Os exercícios militares, que acontecem pela segunda vez na quarta-feira (21), causaram indignação em parte da população e geraram protestos da Associação Ucraniana da África do Sul (UAZA, sigla em inglês), que classificou como lamentável a decisão do governo sul-africano de convidar a Rússia para participar de seu exercício naval chamado MOSI II, “no momento em que a Rússia está envolvida na invasão do estado soberano da Ucrânia".

Segundo a imprensa local, Katya Fedkina, porta-voz da UAZA na região costeira de KwaZulu-Natal, disse que isso representa que "a posição neutra da África do Sul sobre a guerra na Ucrânia está chegando ao fim".

Protestos aconteceram, na sexta-feira (25), na Cidade do Cabo e em Durban. "Milhões de ucranianos se tornaram refugiados e milhares de mulheres e crianças foram estupradas como resultado da guerra do Putin. É isso que a África do Sul quer imitar?”, questionou a porta-voz da UAZA.
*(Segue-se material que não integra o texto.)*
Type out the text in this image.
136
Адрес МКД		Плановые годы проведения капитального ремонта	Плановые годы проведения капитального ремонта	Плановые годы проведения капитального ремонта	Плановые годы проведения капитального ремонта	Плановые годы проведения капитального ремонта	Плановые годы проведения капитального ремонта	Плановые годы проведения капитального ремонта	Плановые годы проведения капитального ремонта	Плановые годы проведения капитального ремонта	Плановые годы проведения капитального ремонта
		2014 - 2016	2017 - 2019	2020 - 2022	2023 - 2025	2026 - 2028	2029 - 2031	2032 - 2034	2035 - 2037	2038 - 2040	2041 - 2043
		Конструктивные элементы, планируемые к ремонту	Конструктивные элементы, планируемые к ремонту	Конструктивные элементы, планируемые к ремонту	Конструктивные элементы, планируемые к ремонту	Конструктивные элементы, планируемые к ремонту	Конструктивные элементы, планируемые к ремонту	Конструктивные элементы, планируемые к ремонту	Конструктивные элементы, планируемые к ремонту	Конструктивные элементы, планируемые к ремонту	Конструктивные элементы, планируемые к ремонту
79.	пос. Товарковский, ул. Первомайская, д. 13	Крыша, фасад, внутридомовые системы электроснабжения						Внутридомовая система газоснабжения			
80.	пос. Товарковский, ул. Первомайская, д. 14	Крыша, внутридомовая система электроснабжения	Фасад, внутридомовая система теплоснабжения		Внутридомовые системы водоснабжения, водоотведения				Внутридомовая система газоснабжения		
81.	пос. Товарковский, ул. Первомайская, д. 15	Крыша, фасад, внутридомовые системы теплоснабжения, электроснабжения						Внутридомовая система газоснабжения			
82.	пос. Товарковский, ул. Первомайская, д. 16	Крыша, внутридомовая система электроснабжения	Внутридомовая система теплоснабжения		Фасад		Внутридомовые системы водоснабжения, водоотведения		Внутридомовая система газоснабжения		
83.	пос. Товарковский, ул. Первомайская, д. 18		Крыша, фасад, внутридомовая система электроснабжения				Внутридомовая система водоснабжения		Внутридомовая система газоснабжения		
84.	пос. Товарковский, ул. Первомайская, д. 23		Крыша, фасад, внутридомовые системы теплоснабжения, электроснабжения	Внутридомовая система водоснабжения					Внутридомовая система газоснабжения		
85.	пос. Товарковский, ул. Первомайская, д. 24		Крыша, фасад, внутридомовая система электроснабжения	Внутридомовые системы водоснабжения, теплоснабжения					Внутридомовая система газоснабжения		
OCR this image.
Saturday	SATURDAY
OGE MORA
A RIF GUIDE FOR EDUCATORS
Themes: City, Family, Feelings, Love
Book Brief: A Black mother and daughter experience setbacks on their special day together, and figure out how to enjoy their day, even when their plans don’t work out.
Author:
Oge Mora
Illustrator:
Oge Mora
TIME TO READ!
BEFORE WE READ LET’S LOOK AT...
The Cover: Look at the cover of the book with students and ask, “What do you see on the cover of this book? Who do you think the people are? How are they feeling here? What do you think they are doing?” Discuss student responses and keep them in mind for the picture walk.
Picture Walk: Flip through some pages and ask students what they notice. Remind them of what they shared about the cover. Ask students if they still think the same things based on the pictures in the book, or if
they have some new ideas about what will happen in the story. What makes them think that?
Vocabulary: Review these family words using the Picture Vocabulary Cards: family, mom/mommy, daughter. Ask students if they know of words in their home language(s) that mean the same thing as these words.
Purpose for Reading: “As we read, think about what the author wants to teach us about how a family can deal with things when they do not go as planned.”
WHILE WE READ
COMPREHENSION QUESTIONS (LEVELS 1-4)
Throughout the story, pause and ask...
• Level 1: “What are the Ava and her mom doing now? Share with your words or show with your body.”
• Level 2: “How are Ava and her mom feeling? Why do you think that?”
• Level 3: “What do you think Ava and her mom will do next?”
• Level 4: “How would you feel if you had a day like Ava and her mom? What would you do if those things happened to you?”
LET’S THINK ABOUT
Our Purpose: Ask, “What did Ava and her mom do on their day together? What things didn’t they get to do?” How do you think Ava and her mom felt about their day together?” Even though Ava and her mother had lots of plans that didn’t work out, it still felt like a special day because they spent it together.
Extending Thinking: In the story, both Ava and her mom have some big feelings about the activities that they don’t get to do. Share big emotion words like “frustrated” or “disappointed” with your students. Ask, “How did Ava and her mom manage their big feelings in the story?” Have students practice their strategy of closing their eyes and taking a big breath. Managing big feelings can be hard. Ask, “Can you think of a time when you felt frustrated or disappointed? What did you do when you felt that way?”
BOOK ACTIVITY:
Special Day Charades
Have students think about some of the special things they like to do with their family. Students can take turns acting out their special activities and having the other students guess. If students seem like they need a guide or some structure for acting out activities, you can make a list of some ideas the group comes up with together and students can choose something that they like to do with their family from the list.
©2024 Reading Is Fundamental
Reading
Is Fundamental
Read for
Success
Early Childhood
A Força de Defesa Nacional da África do Sul (SANDF, sigla em inglês) informou na quarta-feira que o exercício naval fortalecerá as relações entre os três países. A primeira edição do treinamento MOSI aconteceu em 2019, na Cidade do Cabo.

A Rússia tem uma longa e estreita relação com a África do Sul, especialmente com o Congresso Nacional Africano, partido que está no poder desde 1994, quando Nelson Mandela foi eleito o primeiro presidente negro do país. Isso se deve ao apoio russo à luta contra o regime de segregação do apartheid.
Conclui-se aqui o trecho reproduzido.